Em março de 2013, Simone Lima,
uma professora, foi esfaqueada por um estudante, Thomas Hiroshi Haraguti, de 34
anos; ele foi condenado a 16 anos de prisão por homicídio duplamente qualificado
– o advogado de defesa pretende recorrer da decisão, alegando Síndrome de Misoginia Involuntária.
Em fevereiro de 2011, na zona
rural de Pindorama, um fazendeiro foi pego em flagrante com duas adolescentes,
uma de treze e outra de quatorze anos, ao ser detido, alegou que havia pago
pelo sexo – foi detido, acusado de favorecimento à prostituição e estupro de
vulnerável, foi absolvido há dois meses atrás.
São alguns casos famosos, mas a
história se repete em vários lugares e de maneiras absurdas, às vezes entre
quatro paredes, às vezes a céu aberto. Existem mulheres que conseguem se erguer
e dizer basta, existem outras que ajudam e as que são ajudadas, e,
infelizmente, aquelas que são silenciadas.
A mulher que morre no aborto
clandestino (uma a cada dois dias), a que apanhou do namorado lutador (e o
título da matéria estampa que ele levou “arranhões em briga com a namorada”), a
garota que sofreu abuso por não ter usado o vagão rosa, a mulher trans* que foi
retirada do vagão rosa e foi destratada pelos seguranças do metrô, a mulher que
deixa de conseguir emprego porque está grávida... Infinitos casos escondidos e
nenhuma destas pessoas é menos importante, só porque teve menor visibilidade.
São vítimas de uma sociedade doente.
Já sofri abuso sexual.
Já fui assediada ao andar na rua.
Já mudei de roupa antes de sair
de casa.
Já me culparam por ter sido
assediada.
Fizeram brincadeiras sobre o
abuso.
Já desisti de sair, por não
querer correr o risco de passar por
alguma situação desconfortável.
Não garanto que tudo isto vá se
repetir amanhã, mas, certamente, vai se repetir. É um fato.

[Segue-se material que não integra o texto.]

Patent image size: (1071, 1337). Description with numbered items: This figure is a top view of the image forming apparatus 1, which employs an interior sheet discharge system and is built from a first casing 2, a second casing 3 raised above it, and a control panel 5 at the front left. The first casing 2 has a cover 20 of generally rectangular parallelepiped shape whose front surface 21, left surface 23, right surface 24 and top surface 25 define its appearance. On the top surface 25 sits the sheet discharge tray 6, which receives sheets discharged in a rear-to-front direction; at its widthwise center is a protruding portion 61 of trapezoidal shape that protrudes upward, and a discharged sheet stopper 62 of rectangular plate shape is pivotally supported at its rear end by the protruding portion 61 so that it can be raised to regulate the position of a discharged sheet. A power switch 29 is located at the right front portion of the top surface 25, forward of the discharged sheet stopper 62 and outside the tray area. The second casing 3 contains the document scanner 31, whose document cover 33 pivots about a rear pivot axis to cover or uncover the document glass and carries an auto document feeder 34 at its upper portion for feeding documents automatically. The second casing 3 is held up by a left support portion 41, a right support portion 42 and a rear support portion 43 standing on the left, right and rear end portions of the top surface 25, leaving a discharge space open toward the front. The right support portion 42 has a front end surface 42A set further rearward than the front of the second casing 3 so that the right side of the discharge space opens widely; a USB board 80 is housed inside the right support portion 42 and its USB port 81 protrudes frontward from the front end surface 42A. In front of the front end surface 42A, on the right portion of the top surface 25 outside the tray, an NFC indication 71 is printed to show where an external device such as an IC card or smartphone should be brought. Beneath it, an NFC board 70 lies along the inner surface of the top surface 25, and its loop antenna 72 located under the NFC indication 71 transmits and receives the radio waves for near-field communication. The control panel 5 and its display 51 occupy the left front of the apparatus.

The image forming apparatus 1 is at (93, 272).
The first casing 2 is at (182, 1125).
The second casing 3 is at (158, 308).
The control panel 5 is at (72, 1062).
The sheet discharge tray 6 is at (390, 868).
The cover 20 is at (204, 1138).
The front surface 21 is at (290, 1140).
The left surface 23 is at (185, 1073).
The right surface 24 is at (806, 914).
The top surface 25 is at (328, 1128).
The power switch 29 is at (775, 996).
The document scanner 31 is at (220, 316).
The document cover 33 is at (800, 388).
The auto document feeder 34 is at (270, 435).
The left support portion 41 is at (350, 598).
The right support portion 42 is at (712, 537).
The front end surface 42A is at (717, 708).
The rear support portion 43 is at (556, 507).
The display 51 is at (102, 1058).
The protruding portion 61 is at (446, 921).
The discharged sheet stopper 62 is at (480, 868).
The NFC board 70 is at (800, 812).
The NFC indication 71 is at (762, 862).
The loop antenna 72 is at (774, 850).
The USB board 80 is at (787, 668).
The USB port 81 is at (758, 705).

É justamente por isto que é
preciso falar. Cada vez mais. Cada vez mais alto.
Ser conivente não é uma opção.
Que porra é essa de "Síndrome de Misoginia Involuntária"?! Como assim o crime seria inimputável?! Estou putavelmente (em referência à "puta da vida") estupefata com o desenrolar desse caso! A falácia da igualdade de oportunidades é uma das mais perniciosas em que já caí na vida.
ResponderExcluir"Síndrome de Misoginia Involuntária" foi ótima... se a moda pega logo começa a aparecer "Síndrome de Homofobia Involuntária", "Síndrome de Racismo Involuntário", "Síndrome de Xenofobia Involuntária"...
ResponderExcluirNão devemos nos calar! Issae, Renata!